Prejudice in all forms is a terrible trait, with no justification, and it needs to be overcome. But from experience, I’ve found how tempting it can be to nurse intolerance of the intolerant. To resist this temptation isn’t to say we should let hateful acts go unaddressed or stop holding people accountable for their behavior. It’s about avoiding the trap of becoming a hater ourselves.

I had to learn this over time. But to do so took a change in perspective from a mainly material sense of myself and others to a more spiritual understanding of one and all, through understanding the example of Jesus and learning about Christian Science. The latter helped me see what Jesus had done in a new light. I came to understand how he shows us the healing Christ, the true idea of what it means to love as God loves, which we can all learn to emulate, step by step.

For instance, Christ Jesus evidenced such mental freedom in the face of hostility. He articulated and epitomized the idea of loving our enemies and even turning the other cheek to those who strike us, and loving those who hate us and not just those who love us. The basis for his ability to do this was his crystal-clear understanding that God is Love, and that the true nature of all is a spiritual nature we each inherently have that concretely expresses that divine Love.

In striving to understand what that demanded of me in practice, I realized my intolerance for those I feared, though humanly logical, was self-defeating. Heaping hatred on top of my fear was just taking more of my thought away from perceiving and feeling God’s love. Even if just for our own sake, I saw, we need to turn that other cheek.

But doing so does more than just bring us an inner sense of freedom from negativity. It also frees us to see the debilitating nature of hatred’s influence over those succumbing to its silent allure, and to wholeheartedly desire their freedom, too – to see that hatred isn’t so much anyone’s personal opinion as it is an impersonal, mental imposition on people that derives from a limited, mistaken view of life and mind as material. To love spiritually is to see that the opposite and truly substantial mentality that is the divine Mind, God, alone has authority over all of us. It is to trust that a humble acceptance of that truth can reach beyond the borders of our thought to touch the heart of somebody, somewhere, who’s ready to be liberated from what Martin Luther King Jr. described as the burden of hating.

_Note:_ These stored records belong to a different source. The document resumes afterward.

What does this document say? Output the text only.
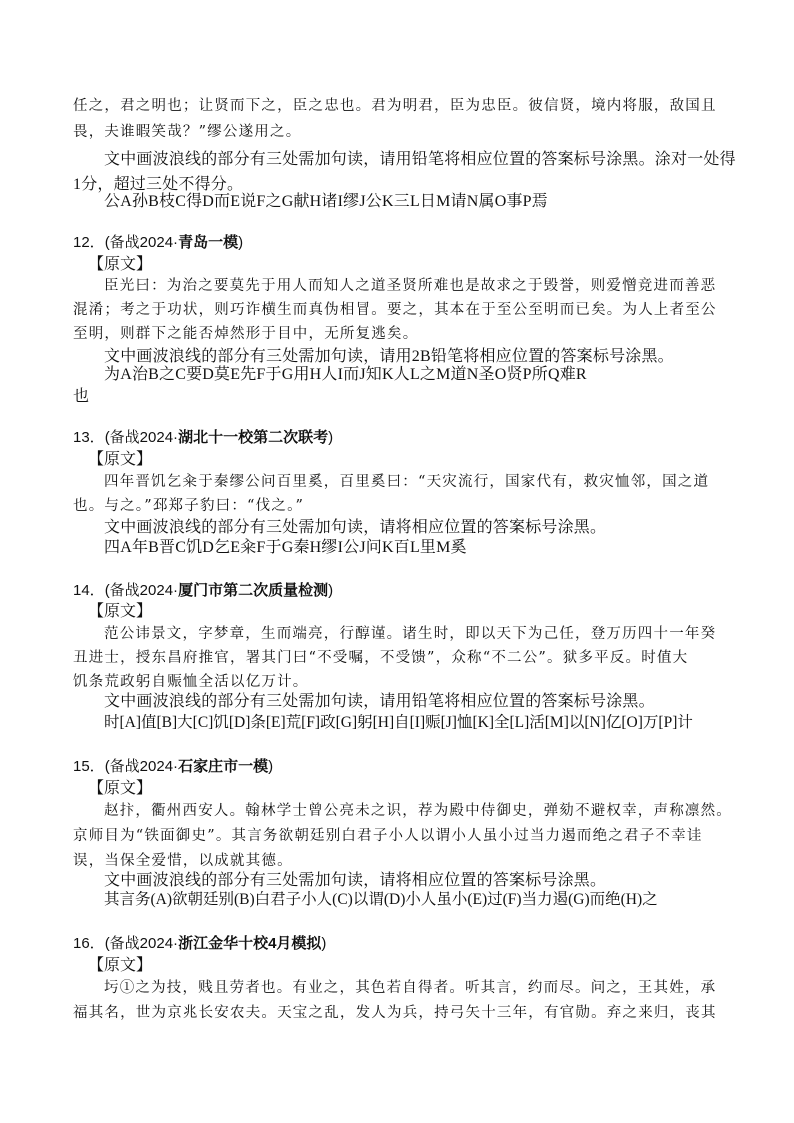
任之，君之明也；让贤而下之，臣之忠也。君为明君，臣为忠臣。彼信贤，境内将服，敌国且
畏，夫谁暇笑哉？”缪公遂用之。
文中画波浪线的部分有三处需加句读，请用铅笔将相应位置的答案标号涂黑。涂对一处得
1分，超过三处不得分。
公A孙B枝C得D而E说F之G献H诸I缪J公K三L日M请N属O事P焉
12．(备战2024·青岛一模)
【原文】
臣光曰：为治之要莫先于用人而知人之道圣贤所难也是故求之于毁誉，则爱憎竞进而善恶
混淆；考之于功状，则巧诈横生而真伪相冒。要之，其本在于至公至明而已矣。为人上者至公
至明，则群下之能否焯然形于目中，无所复逃矣。
文中画波浪线的部分有三处需加句读，请用2B铅笔将相应位置的答案标号涂黑。
为A治B之C要D莫E先F于G用H人I而J知K人L之M道N圣O贤P所Q难R
也
13．(备战2024·湖北十一校第二次联考)
【原文】
四年晋饥乞籴于秦缪公问百里奚，百里奚曰：“天灾流行，国家代有，救灾恤邻，国之道
也。与之。”邳郑子豹曰：“伐之。”
文中画波浪线的部分有三处需加句读，请将相应位置的答案标号涂黑。
四A年B晋C饥D乞E籴F于G秦H缪I公J问K百L里M奚
14．(备战2024·厦门市第二次质量检测)
【原文】
范公讳景文，字梦章，生而端亮，行醇谨。诸生时，即以天下为己任，登万历四十一年癸
丑进士，授东昌府推官，署其门曰“不受嘱，不受馈”，众称“不二公”。狱多平反。时值大
饥条荒政躬自赈恤全活以亿万计。
文中画波浪线的部分有三处需加句读，请用铅笔将相应位置的答案标号涂黑。
时[A]值[B]大[C]饥[D]条[E]荒[F]政[G]躬[H]自[I]赈[J]恤[K]全[L]活[M]以[N]亿[O]万[P]计
15．(备战2024·石家庄市一模)
【原文】
赵抃，衢州西安人。翰林学士曾公亮未之识，荐为殿中侍御史，弹劾不避权幸，声称凛然。
京师目为“铁面御史”。其言务欲朝廷别白君子小人以谓小人虽小过当力遏而绝之君子不幸诖
误，当保全爱惜，以成就其德。
文中画波浪线的部分有三处需加句读，请将相应位置的答案标号涂黑。
其言务(A)欲朝廷别(B)白君子小人(C)以谓(D)小人虽小(E)过(F)当力遏(G)而绝(H)之
16．(备战2024·浙江金华十校4月模拟)
【原文】
圬①之为技，贱且劳者也。有业之，其色若自得者。听其言，约而尽。问之，王其姓，承
福其名，世为京兆长安农夫。天宝之乱，发人为兵，持弓矢十三年，有官勋。弃之来归，丧其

Even politically, it could be argued that intolerance of the intolerant adds fuel to the fire. But more profoundly, if we want to bring the healing power of God’s love to bear on overcoming prejudice, we need to yield the human logic of reactions to higher views of everyone that can lead us to inspired practical steps.

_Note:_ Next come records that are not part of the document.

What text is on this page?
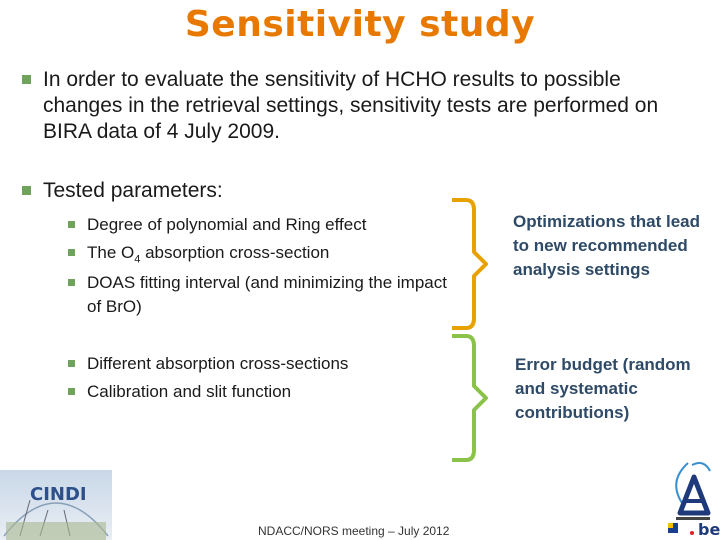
Sensitivity study
In order to evaluate the sensitivity of HCHO results to possible changes in the retrieval settings, sensitivity tests are performed on BIRA data of 4 July 2009.
Tested parameters:
Degree of polynomial and Ring effect
The $O_4$ absorption cross-section
DOAS fitting interval (and minimizing the impact of BrO)
Different absorption cross-sections
Calibration and slit function
Optimizations that lead to new recommended analysis settings
Error budget (random and systematic contributions)
CINDI
be
NDACC/NORS meeting – July 2012
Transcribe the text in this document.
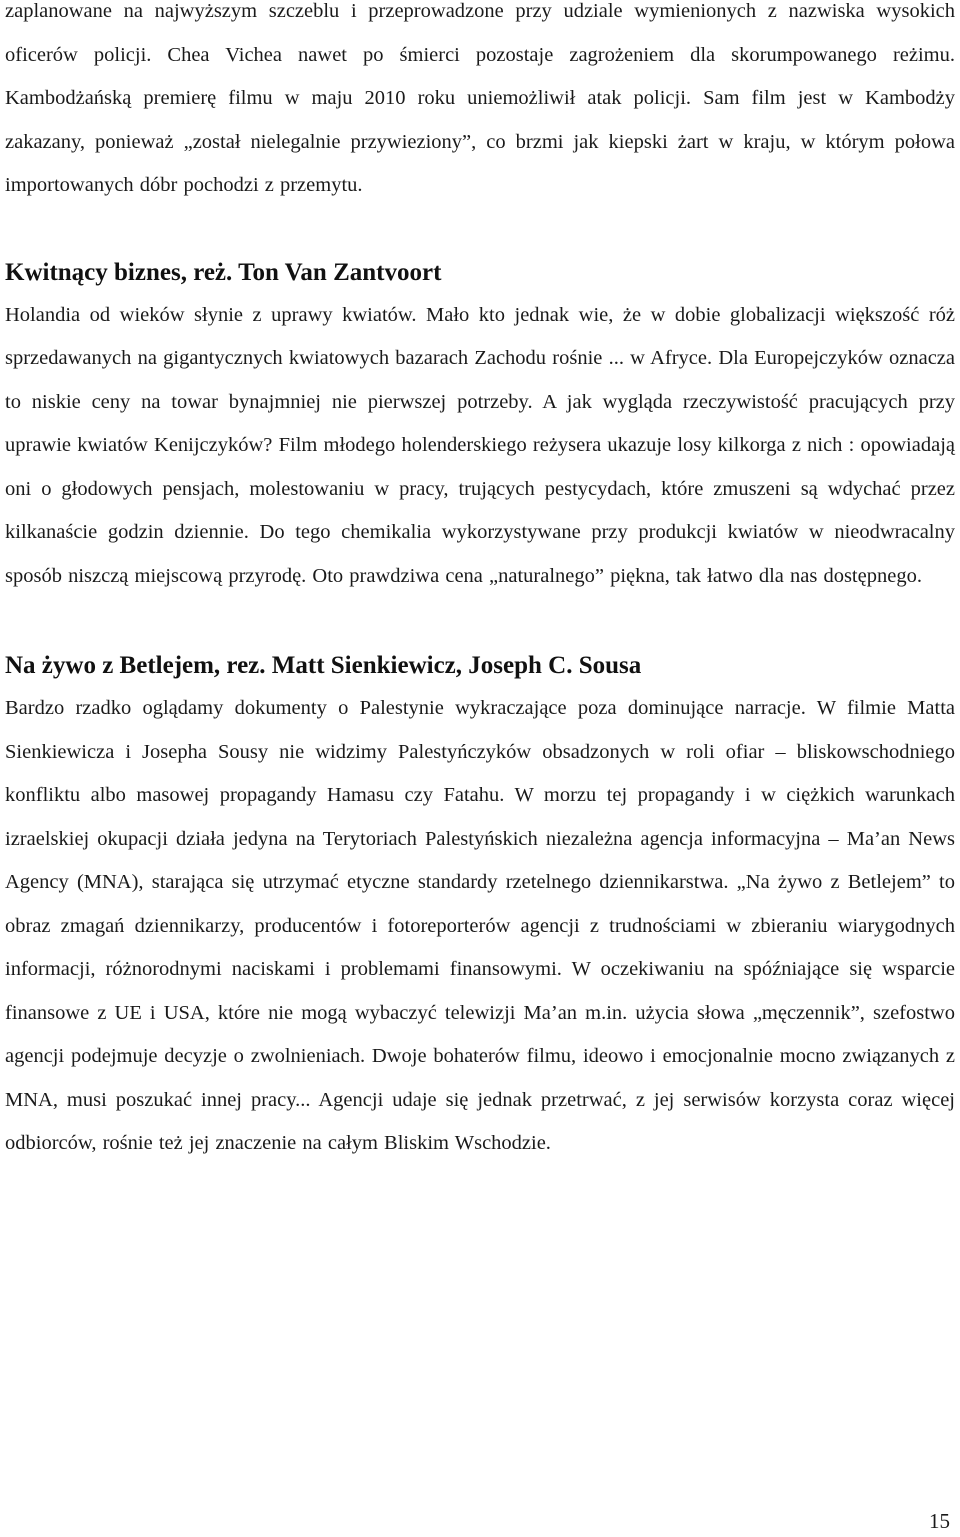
zaplanowane na najwyższym szczeblu i przeprowadzone przy udziale wymienionych z nazwiska wysokich oficerów policji. Chea Vichea nawet po śmierci pozostaje zagrożeniem dla skorumpowanego reżimu. Kambodżańską premierę filmu w maju 2010 roku uniemożliwił atak policji. Sam film jest w Kambodży zakazany, ponieważ „został nielegalnie przywieziony”, co brzmi jak kiepski żart w kraju, w którym połowa importowanych dóbr pochodzi z przemytu.

Kwitnący biznes, reż. Ton Van Zantvoort

Holandia od wieków słynie z uprawy kwiatów. Mało kto jednak wie, że w dobie globalizacji większość róż sprzedawanych na gigantycznych kwiatowych bazarach Zachodu rośnie ... w Afryce. Dla Europejczyków oznacza to niskie ceny na towar bynajmniej nie pierwszej potrzeby. A jak wygląda rzeczywistość pracujących przy uprawie kwiatów Kenijczyków? Film młodego holenderskiego reżysera ukazuje losy kilkorga z nich : opowiadają oni o głodowych pensjach, molestowaniu w pracy, trujących pestycydach, które zmuszeni są wdychać przez kilkanaście godzin dziennie. Do tego chemikalia wykorzystywane przy produkcji kwiatów w nieodwracalny sposób niszczą miejscową przyrodę. Oto prawdziwa cena „naturalnego” piękna, tak łatwo dla nas dostępnego.

Na żywo z Betlejem, rez. Matt Sienkiewicz, Joseph C. Sousa

Bardzo rzadko oglądamy dokumenty o Palestynie wykraczające poza dominujące narracje. W filmie Matta Sienkiewicza i Josepha Sousy nie widzimy Palestyńczyków obsadzonych w roli ofiar – bliskowschodniego konfliktu albo masowej propagandy Hamasu czy Fatahu. W morzu tej propagandy i w ciężkich warunkach izraelskiej okupacji działa jedyna na Terytoriach Palestyńskich niezależna agencja informacyjna – Ma’an News Agency (MNA), starająca się utrzymać etyczne standardy rzetelnego dziennikarstwa. „Na żywo z Betlejem” to obraz zmagań dziennikarzy, producentów i fotoreporterów agencji z trudnościami w zbieraniu wiarygodnych informacji, różnorodnymi naciskami i problemami finansowymi. W oczekiwaniu na spóźniające się wsparcie finansowe z UE i USA, które nie mogą wybaczyć telewizji Ma’an m.in. użycia słowa „męczennik”, szefostwo agencji podejmuje decyzje o zwolnieniach. Dwoje bohaterów filmu, ideowo i emocjonalnie mocno związanych z MNA, musi poszukać innej pracy... Agencji udaje się jednak przetrwać, z jej serwisów korzysta coraz więcej odbiorców, rośnie też jej znaczenie na całym Bliskim Wschodzie.

15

As Mary Baker Eddy, who discovered Christian Science, once put it, echoing Jesus’ example: “I would enjoy taking by the hand all who love me not, and saying to them, ‘I love you, and would not knowingly harm you.’ Because I thus feel, I say to others: Hate no one; for hatred is a plague-spot that spreads its virus and kills at last” (“Miscellaneous Writings 1883-1896,” pp. 11-12).

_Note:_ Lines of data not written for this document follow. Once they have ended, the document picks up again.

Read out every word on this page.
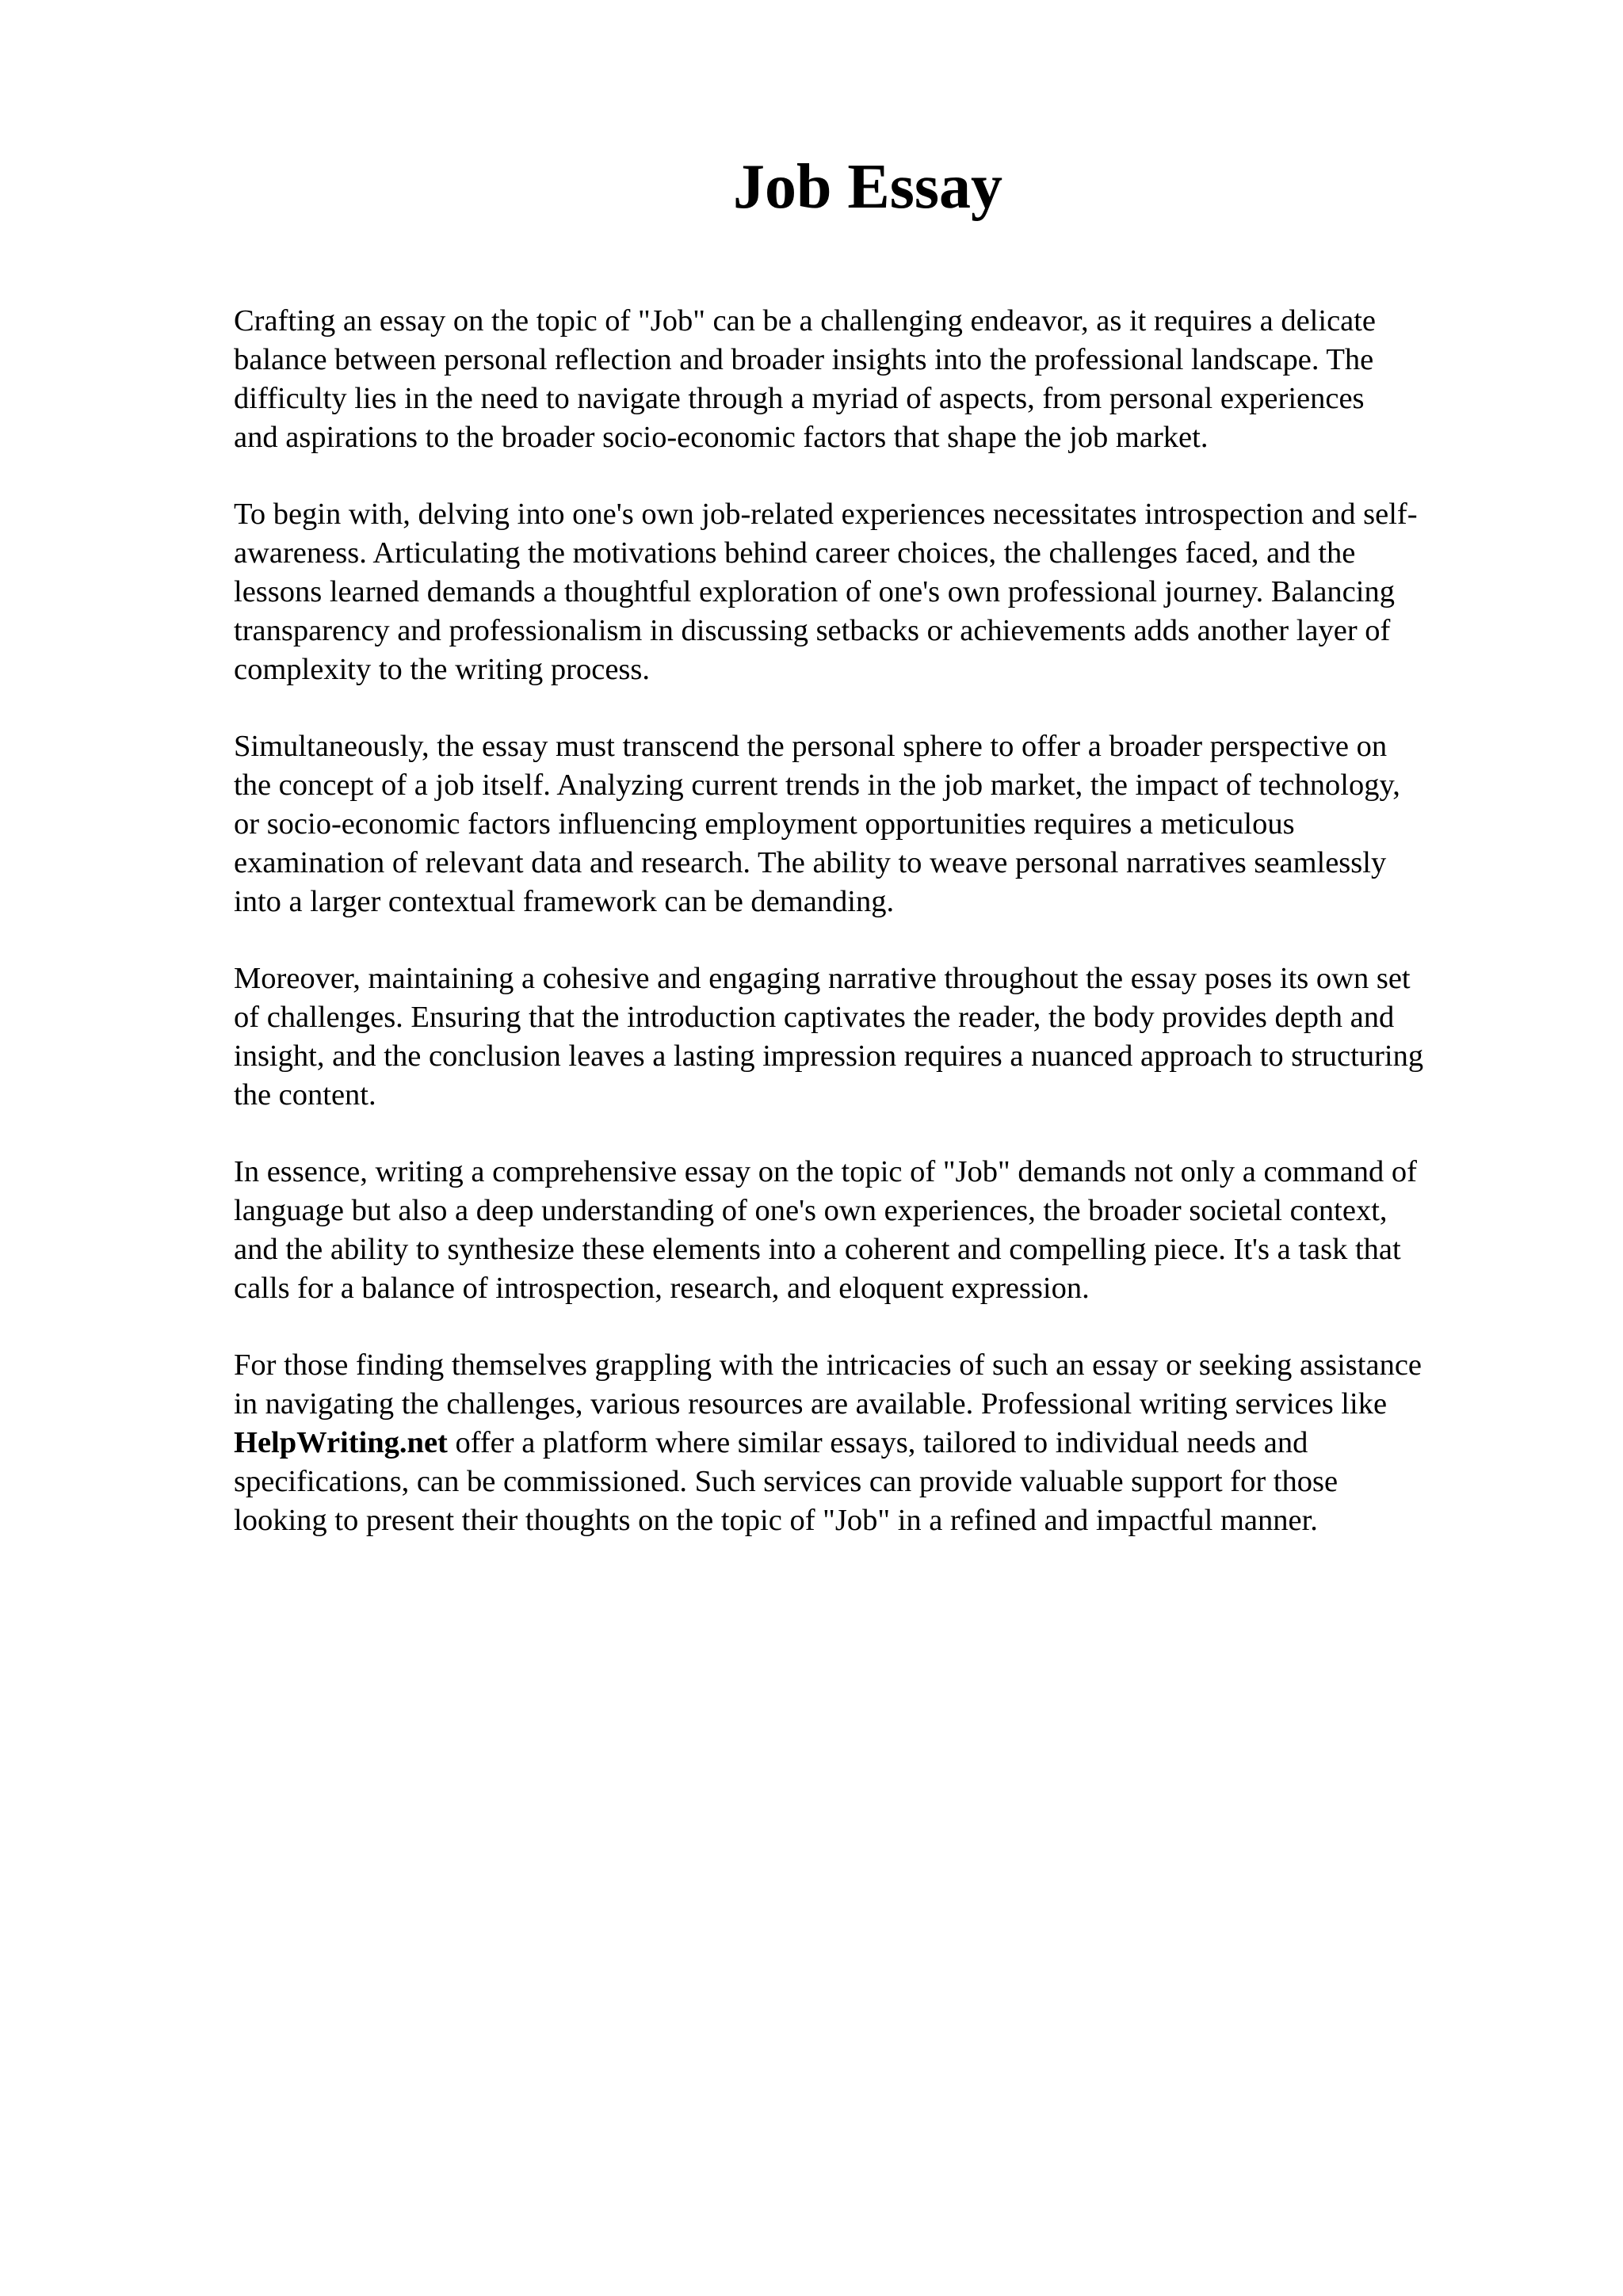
Job Essay

Crafting an essay on the topic of "Job" can be a challenging endeavor, as it requires a delicate
balance between personal reflection and broader insights into the professional landscape. The
difficulty lies in the need to navigate through a myriad of aspects, from personal experiences
and aspirations to the broader socio-economic factors that shape the job market.

To begin with, delving into one's own job-related experiences necessitates introspection and self-
awareness. Articulating the motivations behind career choices, the challenges faced, and the
lessons learned demands a thoughtful exploration of one's own professional journey. Balancing
transparency and professionalism in discussing setbacks or achievements adds another layer of
complexity to the writing process.

Simultaneously, the essay must transcend the personal sphere to offer a broader perspective on
the concept of a job itself. Analyzing current trends in the job market, the impact of technology,
or socio-economic factors influencing employment opportunities requires a meticulous
examination of relevant data and research. The ability to weave personal narratives seamlessly
into a larger contextual framework can be demanding.

Moreover, maintaining a cohesive and engaging narrative throughout the essay poses its own set
of challenges. Ensuring that the introduction captivates the reader, the body provides depth and
insight, and the conclusion leaves a lasting impression requires a nuanced approach to structuring
the content.

In essence, writing a comprehensive essay on the topic of "Job" demands not only a command of
language but also a deep understanding of one's own experiences, the broader societal context,
and the ability to synthesize these elements into a coherent and compelling piece. It's a task that
calls for a balance of introspection, research, and eloquent expression.

For those finding themselves grappling with the intricacies of such an essay or seeking assistance
in navigating the challenges, various resources are available. Professional writing services like
HelpWriting.net offer a platform where similar essays, tailored to individual needs and
specifications, can be commissioned. Such services can provide valuable support for those
looking to present their thoughts on the topic of "Job" in a refined and impactful manner.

Can we stand firmly against intolerance while at the same time doing the hard work of making the commitment to “hate no one”? Can we sincerely utter these same words of love when we think of those who speak or act out of hostility based on whatever harmful identifier they associate with us? The task of continuing to make gains in dismantling prejudices such as anti-Semitism might depend on more and more of us unleashing the healing influence of being able to answer, “Yes.”